Well, it's over. It's odd to watch the conclusion of a series that's aired roughly half my life, and which I began watching when the pilot premiered. The series took some big drops in quality over the years, as would any show that aired for a decade and a half, but it's still commendable that the writers maintained character consistency throughout and manifested a final villain that feels true to form for the show - God Himself. Any serial drama that lasts even half as long as this and has an overarching story trajectory is bound to have its filler moments, but boy did they lay the filler on heavy these past few seasons. Even in the last five episodes, half of them were throwaway self-contained stories that could have been lumped into any of the last five years.
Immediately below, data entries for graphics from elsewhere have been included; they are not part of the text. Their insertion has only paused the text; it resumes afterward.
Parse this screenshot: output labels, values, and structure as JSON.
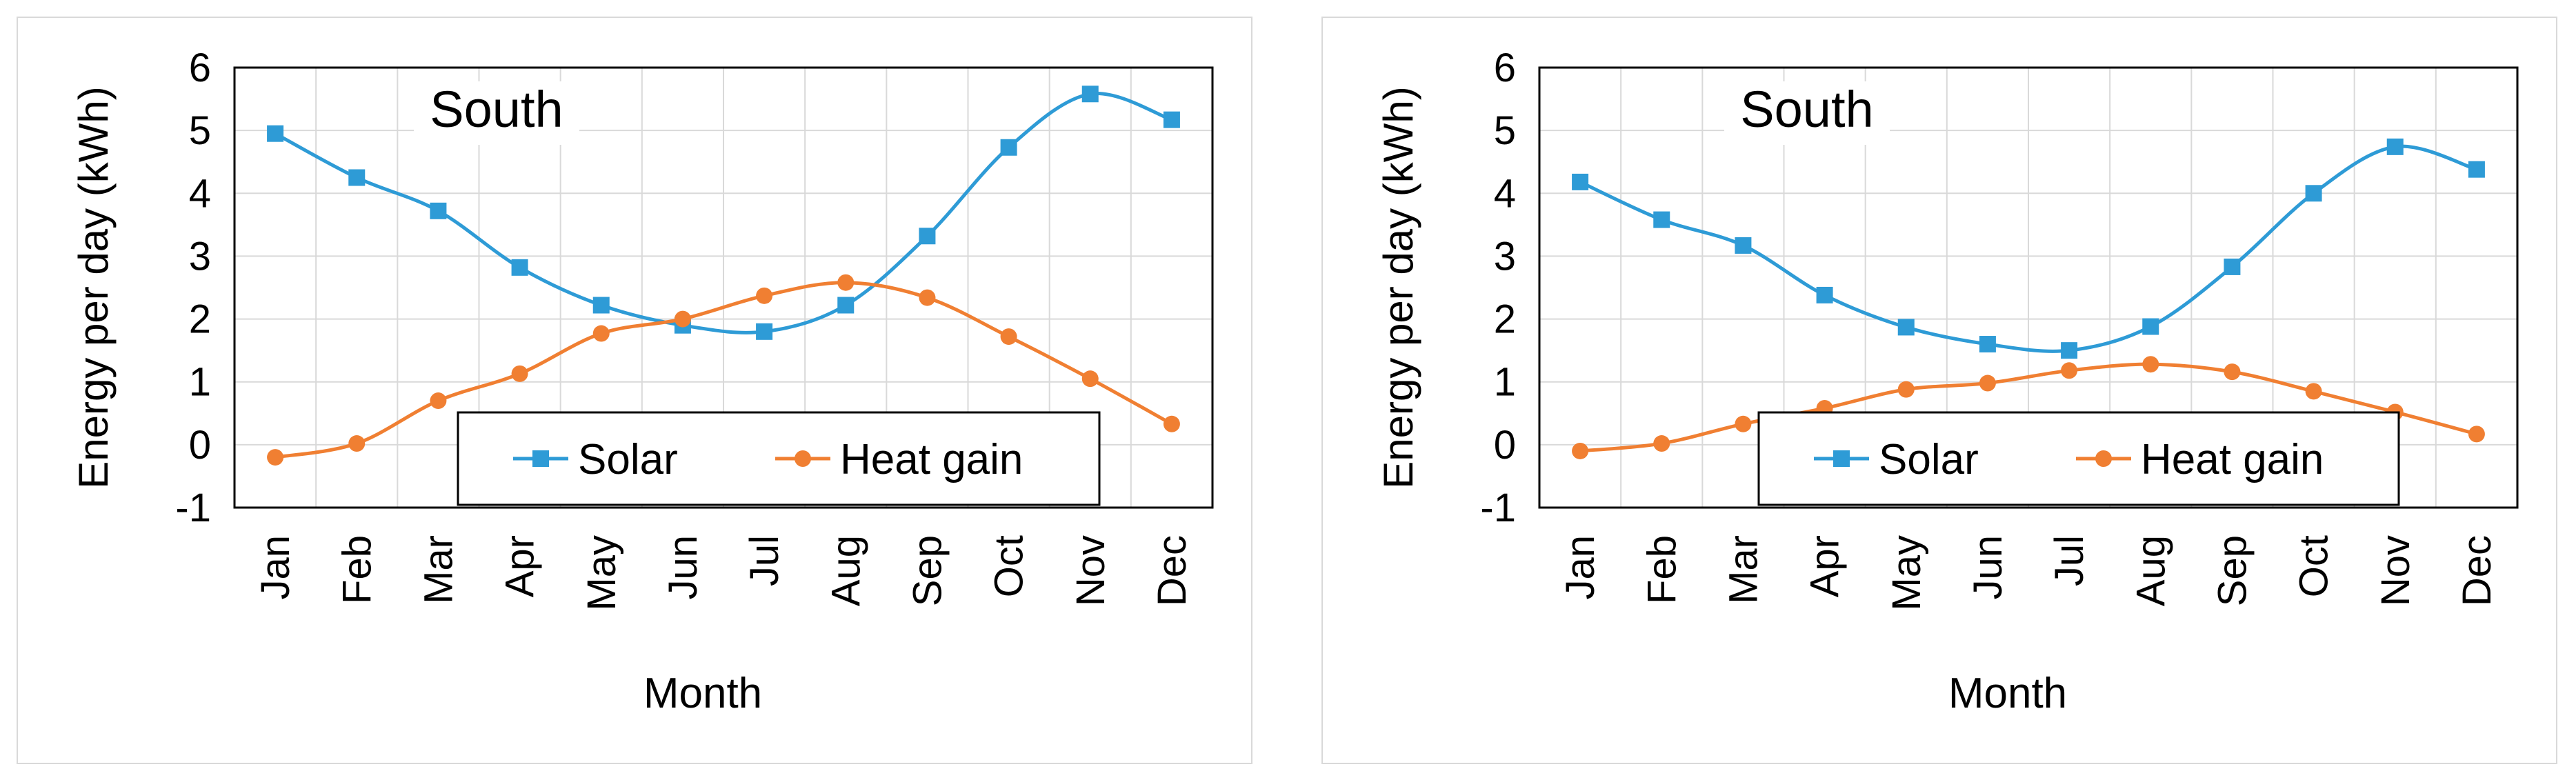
{
  "chart_data": [
    {
      "type": "line",
      "title": "South",
      "xlabel": "Month",
      "ylabel": "Energy per day (kWh)",
      "categories": [
        "Jan",
        "Feb",
        "Mar",
        "Apr",
        "May",
        "Jun",
        "Jul",
        "Aug",
        "Sep",
        "Oct",
        "Nov",
        "Dec"
      ],
      "ylim": [
        -1,
        6
      ],
      "yticks": [
        "-1",
        "0",
        "1",
        "2",
        "3",
        "4",
        "5",
        "6"
      ],
      "grid": true,
      "legend_position": "bottom-center",
      "series": [
        {
          "name": "Solar",
          "marker": "square",
          "color": "#2e9bd6",
          "values": [
            4.95,
            4.25,
            3.72,
            2.82,
            2.22,
            1.9,
            1.8,
            2.22,
            3.32,
            4.73,
            5.58,
            5.17
          ]
        },
        {
          "name": "Heat gain",
          "marker": "circle",
          "color": "#f07f32",
          "values": [
            -0.2,
            0.02,
            0.7,
            1.13,
            1.77,
            2.0,
            2.37,
            2.58,
            2.34,
            1.72,
            1.05,
            0.33
          ]
        }
      ]
    },
    {
      "type": "line",
      "title": "South",
      "xlabel": "Month",
      "ylabel": "Energy per day (kWh)",
      "categories": [
        "Jan",
        "Feb",
        "Mar",
        "Apr",
        "May",
        "Jun",
        "Jul",
        "Aug",
        "Sep",
        "Oct",
        "Nov",
        "Dec"
      ],
      "ylim": [
        -1,
        6
      ],
      "yticks": [
        "-1",
        "0",
        "1",
        "2",
        "3",
        "4",
        "5",
        "6"
      ],
      "grid": true,
      "legend_position": "bottom-center",
      "series": [
        {
          "name": "Solar",
          "marker": "square",
          "color": "#2e9bd6",
          "values": [
            4.18,
            3.58,
            3.17,
            2.38,
            1.87,
            1.6,
            1.5,
            1.88,
            2.83,
            4.0,
            4.74,
            4.38
          ]
        },
        {
          "name": "Heat gain",
          "marker": "circle",
          "color": "#f07f32",
          "values": [
            -0.1,
            0.02,
            0.33,
            0.58,
            0.88,
            0.98,
            1.18,
            1.28,
            1.16,
            0.85,
            0.52,
            0.17
          ]
        }
      ]
    }
  ]
}
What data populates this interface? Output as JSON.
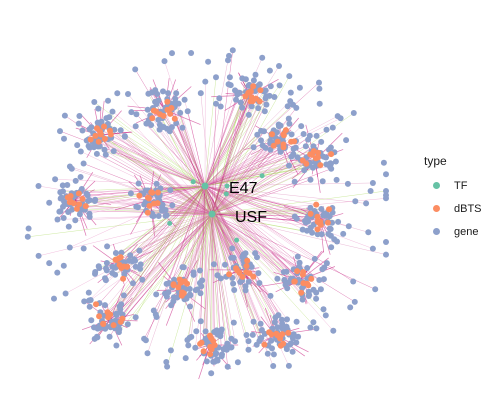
{
  "legend": {
    "title": "type",
    "items": [
      {
        "label": "TF",
        "color": "#66c2a5"
      },
      {
        "label": "dBTS",
        "color": "#fc8d62"
      },
      {
        "label": "gene",
        "color": "#8da0cb"
      }
    ]
  },
  "hubs": [
    {
      "label": "E47"
    },
    {
      "label": "USF"
    }
  ],
  "edge_colors": [
    "#e78ac3",
    "#a6d854",
    "#c51b7d",
    "#d97fb5"
  ]
}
Still, for all its flaws, it's a remarkably dour show. Neither Sam nor Dean have much in the way of romance in their lives, and the coda to Sam's life with him raising a family feels rather false after he and Dean spent the last 15 years untethered and lamenting how they could never return to family life after all they've been through.

Moreover, the bitter portrait of Christianity remained, with the faithful that occasionally appear throughout the show pitiable in their worship of an uncaring and sadistic deity. For all of the 14th season's flaws, God grinning and egging on Dean to kill Lucifer's son to provide a neat conclusion to His story is one of the standout moments of the series, Sam looking disgusted at his creator as he watches His bloodlust is kind of an a-ha moment, where I realized what the writers had been building all these years with the nebbish Chuck/God plotline, for what is God but the ultimate writer?

Dean's death felt poetic and actually caught me by surprise. I imagined the show would give him a big hero's send-off, killing the final Big Bad and going down in the fight. But no, instead the finale focuses on a rather run-of-the-mill hunting trip. Sam and Dean go to some desolate woodland to rescue some captured innocents from a few garden variety monsters, it all feels routine. Then Dean stumbles and is impaled by a stray metal rod. I've lost count of how many times the brothers have resurrected each other, so it felt rather powerful for Dean to tell Sam he just wanted it to be over. It says a lot about this show that it can kill its characters over and over, yet make one sting after all these years.

The epilogue was too upbeat for me, with Sam and Dean reuniting in heaven. Despite the claims that heaven was "fixed," that it no longer was just reliving old memories but allowed its inhabitants to create new ones in paradise, I can't help but think back on a monologue from Dean around the series' midway point. Dean, having been sent with Sam to the real world where both inhabit their actor selves in the most meta episode of the series, opines that such a world, where no God, angels or demons exist, is what they'd been striving for all along.

But I suppose it was too much to ask that the CW's flagship show end with its characters settling into annihilation, dying off without having to suffer continued life. At the same time, it makes me respect the show's complexity. Sam and Dean's opinions on life and death evolved as the show went on, and I can imagine Dean changing his tune once God is eliminated and he's no longer a puppet in His story. Both only long for non-existence because they find their lives so painful, and for them to escape that pain in the end and settle into paradise is rather welcome when I think it over. Although I think it won't take long for the men who killed God, the devil and hundreds of other monsters to get bored.